Oops you did it again!

You may 'think there is ample evidence of transpeople being discriminated against' but yet again you've linked to something that doesn't prove what you claim it proves.

The webpage you linked to doesn't mention transphobia at all - unless you count a few lines on the Gender Recognition Reform Act in Scotland.
You yourself point out that it refers to 'institutional racism, sexism and homophobia' - not transphobia, note - in some police forces.

So no ample evidence of transpeople being discriminated against. Or am I nit-picking again?

OverThinkingAnja · 22/01/2025 14:48

leftorrightnow · 22/01/2025 14:30

forgot I used it as some point, I just know it triggers a lot of people so generally try not to.

How do you think we can ensure third spaces and open sporting categories without acknowledging the existence of transgender people? Genuinely interested. If you think we can, then I am all for that!

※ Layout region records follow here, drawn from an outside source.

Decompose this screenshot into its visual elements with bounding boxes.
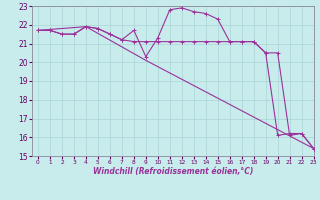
X-axis label: Windchill (Refroidissement éolien,°C): Windchill (Refroidissement éolien,°C)	[92, 167, 253, 176]
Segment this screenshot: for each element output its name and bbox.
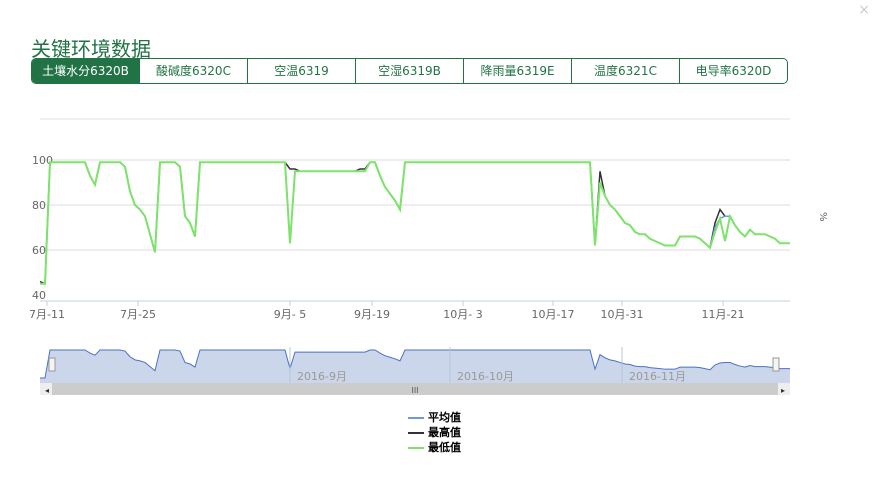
close-icon[interactable]: ×: [858, 2, 870, 18]
legend-item-max[interactable]: 最高值: [408, 425, 461, 440]
navigator-area: [40, 350, 790, 383]
navigator-label: 2016-11月: [629, 370, 686, 383]
x-tick-label: 9月- 5: [274, 308, 306, 321]
navigator-label: 2016-9月: [297, 370, 347, 383]
dialog-title: 关键环境数据: [31, 37, 151, 61]
tab-air-humidity[interactable]: 空湿6319B: [355, 59, 463, 83]
x-tick-label: 11月-21: [702, 308, 745, 321]
legend-item-average[interactable]: 平均值: [408, 410, 461, 425]
series-line-2: [40, 161, 790, 285]
navigator-handle[interactable]: [48, 357, 56, 372]
series-line-0: [40, 161, 790, 285]
tab-rainfall[interactable]: 降雨量6319E: [463, 59, 571, 83]
legend-item-min[interactable]: 最低值: [408, 440, 461, 455]
tab-bar: 土壤水分6320B 酸碱度6320C 空温6319 空湿6319B 降雨量631…: [31, 58, 788, 84]
legend: 平均值 最高值 最低值: [408, 410, 461, 455]
scroll-left-button[interactable]: [40, 383, 52, 395]
y-axis-label: %: [817, 212, 828, 222]
tab-temperature[interactable]: 温度6321C: [571, 59, 679, 83]
y-tick-label: 80: [32, 199, 46, 212]
y-tick-label: 60: [32, 244, 46, 257]
tab-soil-moisture[interactable]: 土壤水分6320B: [32, 59, 139, 83]
series-line-1: [39, 161, 790, 285]
arrow-left-icon: ◂: [45, 386, 49, 395]
scrollbar[interactable]: [40, 383, 790, 395]
arrow-right-icon: ▸: [781, 386, 785, 395]
x-tick-label: 10月- 3: [443, 308, 482, 321]
scroll-right-button[interactable]: [778, 383, 790, 395]
navigator-line: [40, 349, 790, 379]
x-tick-label: 7月-25: [120, 308, 156, 321]
x-tick-label: 9月-19: [354, 308, 390, 321]
navigator-handle[interactable]: [772, 357, 780, 372]
tab-conductivity[interactable]: 电导率6320D: [679, 59, 787, 83]
y-tick-label: 100: [32, 154, 53, 167]
x-tick-label: 10月-17: [532, 308, 575, 321]
tab-ph[interactable]: 酸碱度6320C: [139, 59, 247, 83]
x-tick-label: 10月-31: [601, 308, 644, 321]
navigator-label: 2016-10月: [457, 370, 514, 383]
y-tick-label: 40: [32, 289, 46, 302]
tab-air-temp[interactable]: 空温6319: [247, 59, 355, 83]
x-tick-label: 7月-11: [29, 308, 65, 321]
scroll-grip-icon: III: [411, 386, 418, 395]
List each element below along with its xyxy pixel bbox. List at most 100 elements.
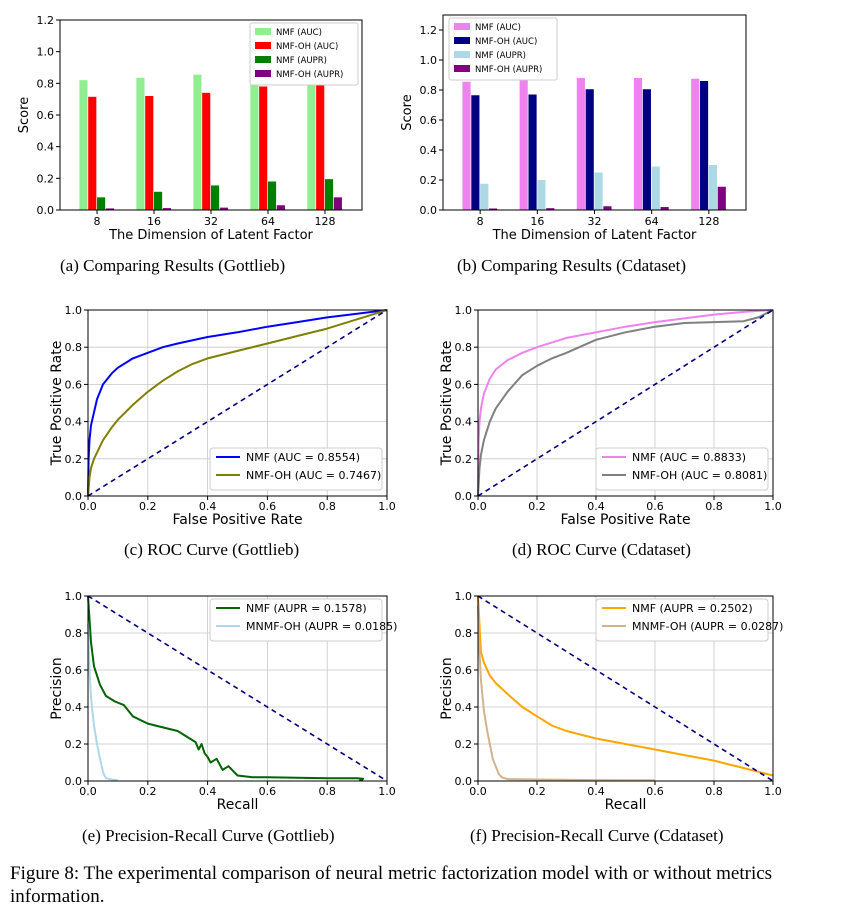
series-line — [477, 605, 656, 782]
y-axis-label: Precision — [49, 657, 65, 719]
y-tick-label: 1.0 — [420, 54, 438, 67]
y-axis-label: Score — [400, 94, 415, 130]
bar — [88, 96, 97, 210]
x-tick-label: 0.2 — [139, 785, 157, 798]
legend-label: NMF (AUPR = 0.1578) — [246, 602, 367, 615]
legend-box — [448, 17, 558, 81]
y-tick-label: 0.4 — [455, 701, 473, 714]
y-tick-label: 1.0 — [65, 590, 83, 603]
y-tick-label: 1.0 — [37, 46, 55, 59]
x-tick-label: 0.6 — [646, 500, 664, 513]
caption-a: (a) Comparing Results (Gottlieb) — [60, 256, 286, 275]
series-line — [87, 309, 388, 497]
bar — [259, 86, 268, 210]
x-axis-label: False Positive Rate — [172, 512, 302, 528]
y-axis-label: True Positive Rate — [49, 341, 65, 467]
x-tick-label: 32 — [588, 215, 602, 228]
x-tick-label: 0.8 — [705, 785, 723, 798]
x-tick-label: 0.2 — [528, 500, 546, 513]
y-tick-label: 0.8 — [420, 84, 438, 97]
bar — [471, 95, 480, 210]
x-tick-label: 1.0 — [378, 500, 396, 513]
legend-swatch — [454, 37, 470, 44]
plot-frame — [87, 595, 388, 782]
bar — [528, 94, 537, 210]
x-tick-label: 0.4 — [587, 500, 605, 513]
legend-label: NMF-OH (AUC = 0.7467) — [246, 469, 381, 482]
x-tick-label: 8 — [94, 215, 101, 228]
y-axis-label: Score — [17, 97, 32, 133]
legend-label: MNMF-OH (AUPR = 0.0287) — [632, 620, 783, 633]
y-axis-label: Precision — [439, 657, 455, 719]
legend-box — [595, 447, 769, 491]
y-tick-label: 0.0 — [65, 775, 83, 788]
x-tick-label: 64 — [645, 215, 659, 228]
y-tick-label: 0.6 — [37, 109, 55, 122]
legend-swatch — [454, 65, 470, 72]
legend-label: NMF (AUC = 0.8833) — [632, 451, 746, 464]
bar — [97, 197, 106, 210]
bar — [154, 191, 163, 210]
bar — [211, 185, 220, 210]
bar — [105, 208, 114, 210]
x-axis-label: False Positive Rate — [560, 512, 690, 528]
bar — [202, 92, 211, 210]
legend-box — [249, 22, 359, 86]
legend-swatch — [454, 51, 470, 58]
legend-swatch — [255, 28, 271, 35]
bar — [333, 197, 342, 210]
bar — [316, 84, 325, 210]
bar — [603, 206, 612, 210]
reference-line — [477, 595, 774, 782]
legend-box — [595, 598, 769, 642]
legend-swatch — [255, 42, 271, 49]
y-tick-label: 1.0 — [65, 304, 83, 317]
plot-frame — [59, 19, 363, 211]
bar — [136, 77, 145, 211]
x-tick-label: 0.8 — [318, 785, 336, 798]
legend-label: NMF (AUC) — [276, 28, 322, 38]
x-tick-label: 8 — [477, 215, 484, 228]
x-tick-label: 64 — [261, 215, 275, 228]
x-tick-label: 0.4 — [587, 785, 605, 798]
y-tick-label: 0.4 — [65, 416, 83, 429]
x-axis-label: The Dimension of Latent Factor — [108, 228, 313, 243]
x-tick-label: 0.6 — [259, 500, 277, 513]
legend-box — [209, 598, 383, 642]
x-tick-label: 0.0 — [469, 785, 487, 798]
bar — [691, 78, 700, 210]
legend-label: NMF (AUPR) — [276, 56, 327, 66]
x-tick-label: 0.4 — [199, 785, 217, 798]
plot-frame — [477, 595, 774, 782]
y-tick-label: 0.0 — [455, 490, 473, 503]
series-line — [87, 309, 388, 497]
bar — [699, 81, 709, 210]
bar — [651, 166, 660, 210]
y-tick-label: 0.8 — [65, 341, 83, 354]
x-tick-label: 16 — [147, 215, 161, 228]
reference-line — [87, 309, 388, 497]
legend-label: NMF (AUPR) — [475, 51, 526, 61]
legend-swatch — [255, 70, 271, 77]
bar — [717, 186, 726, 210]
x-tick-label: 32 — [204, 215, 218, 228]
chart-d: 0.00.0 0.2 0.2 0.4 0.4 0.6 0.6 0.8 0.8 1.0 1.0 Fals… — [439, 304, 782, 528]
y-tick-label: 0.4 — [37, 141, 55, 154]
y-tick-label: 0.8 — [455, 341, 473, 354]
x-tick-label: 0.6 — [646, 785, 664, 798]
y-tick-label: 0.6 — [455, 378, 473, 391]
bar — [489, 208, 498, 210]
chart-f: 0.00.0 0.2 0.2 0.4 0.4 0.6 0.6 0.8 0.8 1.0 1.0 Reca… — [439, 590, 783, 813]
legend-label: NMF-OH (AUC) — [276, 42, 338, 52]
y-tick-label: 1.2 — [37, 14, 55, 27]
bar — [307, 73, 316, 211]
bar — [324, 179, 334, 210]
bar — [193, 74, 202, 210]
x-tick-label: 0.2 — [139, 500, 157, 513]
plot-frame — [87, 309, 388, 497]
caption-b: (b) Comparing Results (Cdataset) — [457, 256, 686, 275]
bar — [708, 165, 717, 210]
y-tick-label: 0.4 — [420, 144, 438, 157]
series-line — [477, 309, 774, 497]
x-tick-label: 0.6 — [259, 785, 277, 798]
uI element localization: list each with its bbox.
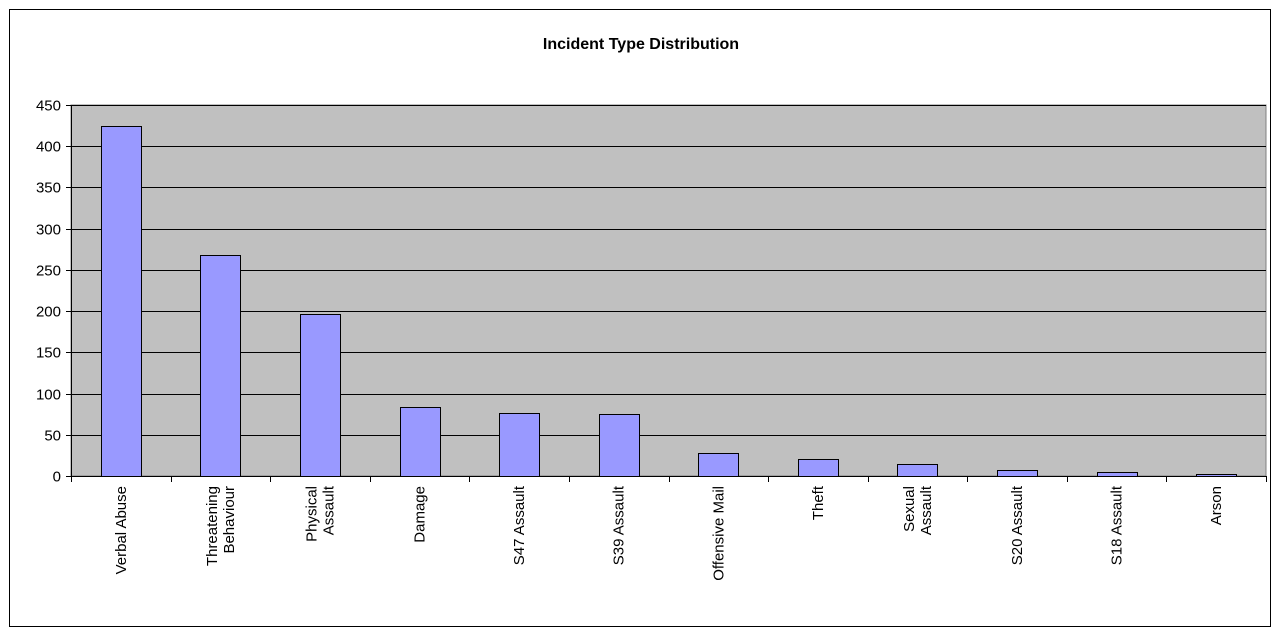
x-category-label: Assault [320,485,337,535]
bar [698,453,739,477]
y-tick-label: 0 [53,469,61,486]
bar [300,314,341,477]
bar [798,459,839,477]
bar [499,413,540,477]
x-category-label: Verbal Abuse [113,486,130,574]
y-tick-label: 450 [36,98,61,115]
x-category-label: Threatening [204,486,221,566]
x-category-label: Assault [918,485,935,535]
bar [897,464,938,477]
bar [997,470,1038,477]
plot-area [70,104,1267,477]
x-category-label: Behaviour [221,486,238,554]
x-category-label: Physical [303,486,320,542]
y-tick-label: 150 [36,345,61,362]
bar [1196,474,1237,477]
x-category-label: S20 Assault [1009,485,1026,565]
y-tick-label: 350 [36,180,61,197]
bar [400,407,441,477]
x-category-label: S18 Assault [1109,485,1126,565]
bar [1097,472,1138,477]
x-category-label: Damage [412,486,429,543]
x-category-label: S39 Assault [611,485,628,565]
bar [599,414,640,477]
y-tick-label: 50 [44,428,61,445]
bar [200,255,241,477]
chart-title: Incident Type Distribution [542,36,740,53]
x-category-label: Sexual [901,486,918,532]
bar [101,126,142,477]
y-tick-label: 100 [36,387,61,404]
x-category-label: Offensive Mail [710,486,727,581]
y-tick-label: 200 [36,304,61,321]
x-category-label: Arson [1208,486,1225,525]
x-category-label: S47 Assault [511,485,528,565]
y-tick-label: 300 [36,222,61,239]
y-tick-label: 250 [36,263,61,280]
x-category-label: Theft [810,485,827,520]
y-tick-label: 400 [36,139,61,156]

TBH I think that your main point is you can’t stand Trump, which is fair enough, but this is just something you’ve latched onto to have a go. You don’t seem to have much of a grasp of the issues, and a lot of what you’ve posted is muddled and contradictory (accusing others of being in thrall to rigid gender roles for example while talking about dressing like women or how women post). You talk of a third sex but previously seem to argue that no one ever said there weren’t two sexes. You state that transwomen (in your parlance transgender women) are men but still say ‘well they can still go in the women’s toilets”. You’re all over the place.